Do You Really Want The Stock?

When Put Selling against stocks, investors always tell themselves they would own this stock if it fell and they were assigned. Really? Ask yourself, if YUM Stock fell back to longer term support at $60.00 would you own it at $70? Now ask yourself why do you not have a plan to take your options all the way back to $60. Don’t be unkind to your portfolio by believing you would own what you are Put Selling against. Instead look at the charts and consider where your stock could be heading. Then consider would you want to own the stock. If not, then do your Put Selling at put strikes below support levels. Don’t sell puts during earnings periods. Sell puts only on dips when stocks are climbing and refrain from Put Selling a declining stock or when stocks in general are declining. Also realize that your portfolio returns will not be the same as selling puts closer or even above support levels, but you are better protected. Understand that the more conservative the strategy, the lower the profits but the higher the protection.

Look For A Recovery In Yum Stock

What about a recovery in YUM stock? Will there be a recovery? Is this stock simply going to collapse? For some clues Bruce should study past drops in YUM Stock from previous earnings disappointment and there have been many. Note the recovery levels. Then consider a recovery of just 50% of previous drops. What does that mean for the stock. It would appear based on previous bounces that YUM Stock could recover to $68 to $69. That means there is a good chance for a roll out at that time. If that does not happen for 3 weeks what are the plans as this is an Oct 19 options expiry at the $70 put strike? Would it be to roll out just one more week for no profit but for a chance to get out of the trade at a later date?

Yum Stock Three Years Of Pullbacks

Below is YUM Stock over the last 3 years in a weekly time frame. There have been 7 major pullbacks in the stock and 6 recoveries. The recoveries have been as pronounced as the pullbacks. This means if the next recovery in the stock is even 50% of the previous recoveries, the stock has a good chance to recover to the $68 to $69 range.

yum stock weekly three years

Consider An Intraday Roll Out 

What about an intraday roll out? Have you considered using technical tools to help time buying back the $70 naked puts and then those same tools for rolling them out at the same strike for a small profit while waiting for a recovery?

Plan and Act

Once you decide on a course of action ask yourself what was your plan if the stock fell quickly. Did you have a plan? Most investors don’t. Everyone knew YUM earnings could be bad. Analysts kept downgrading their earnings and revenue outlook over the past 2 months. What was your plan with your trade? As Clark shows there are many ways to profit and protect a position even after the original placement of the trade. Ask yourself why you did not act. Then decide how you will react differently in the future for trades.
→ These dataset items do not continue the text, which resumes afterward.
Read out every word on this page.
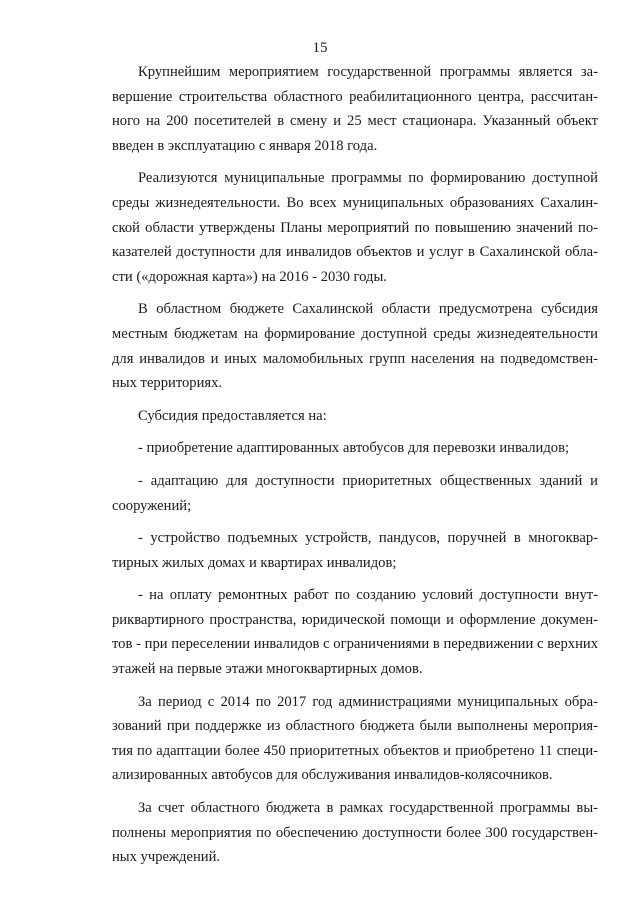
15

Крупнейшим мероприятием государственной программы является за-
вершение строительства областного реабилитационного центра, рассчитан-
ного на 200 посетителей в смену и 25 мест стационара. Указанный объект
введен в эксплуатацию с января 2018 года.

Реализуются муниципальные программы по формированию доступной
среды жизнедеятельности. Во всех муниципальных образованиях Сахалин-
ской области утверждены Планы мероприятий по повышению значений по-
казателей доступности для инвалидов объектов и услуг в Сахалинской обла-
сти («дорожная карта») на 2016 - 2030 годы.

В областном бюджете Сахалинской области предусмотрена субсидия
местным бюджетам на формирование доступной среды жизнедеятельности
для инвалидов и иных маломобильных групп населения на подведомствен-
ных территориях.

Субсидия предоставляется на:

- приобретение адаптированных автобусов для перевозки инвалидов;

- адаптацию для доступности приоритетных общественных зданий и
сооружений;

- устройство подъемных устройств, пандусов, поручней в многоквар-
тирных жилых домах и квартирах инвалидов;

- на оплату ремонтных работ по созданию условий доступности внут-
риквартирного пространства, юридической помощи и оформление докумен-
тов - при переселении инвалидов с ограничениями в передвижении с верхних
этажей на первые этажи многоквартирных домов.

За период с 2014 по 2017 год администрациями муниципальных обра-
зований при поддержке из областного бюджета были выполнены мероприя-
тия по адаптации более 450 приоритетных объектов и приобретено 11 специ-
ализированных автобусов для обслуживания инвалидов-колясочников.

За счет областного бюджета в рамках государственной программы вы-
полнены мероприятия по обеспечению доступности более 300 государствен-
ных учреждений.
Trades Fail – That’s Part Of Investing

Part of investing is failing trades. This is why decades ago when I was mentored we spent months studying repair and rescue strategies. Without a plan I was constantly looking at winning trades and then failing ones. It became evident immediately that winning trades take care of themselves, but failing trades damage my portfolio and take time and energy to recover from.

No stock goes up forever. But by using rescue or repair strategies that kept my trade profitable I found that not only my portfolio grew even if only slightly, but my outlook as an investor was stronger and I was better prepared for the next failure. Each year I found the number of failures grew less until eventually they rarely happened at all. Losing trades are part of investing and by having rescue strategies in place to deal with them I became a better investor. I learned how to stay profitable despite the outcome of the trade itself.

I short I found it is how you handle the failures that advises you whether you should be investing in risky assets or move to very conservative strategies such as T-Bills for 30 or 90 days. They pay next to nothing but they offer security of principal. Investing through stocks and options is definitely not for everyone.

If you find you learn from mistakes, do not repeat them, learn to plan and can protect and grow your portfolio in any environment then you are meant to be a do it yourself investor.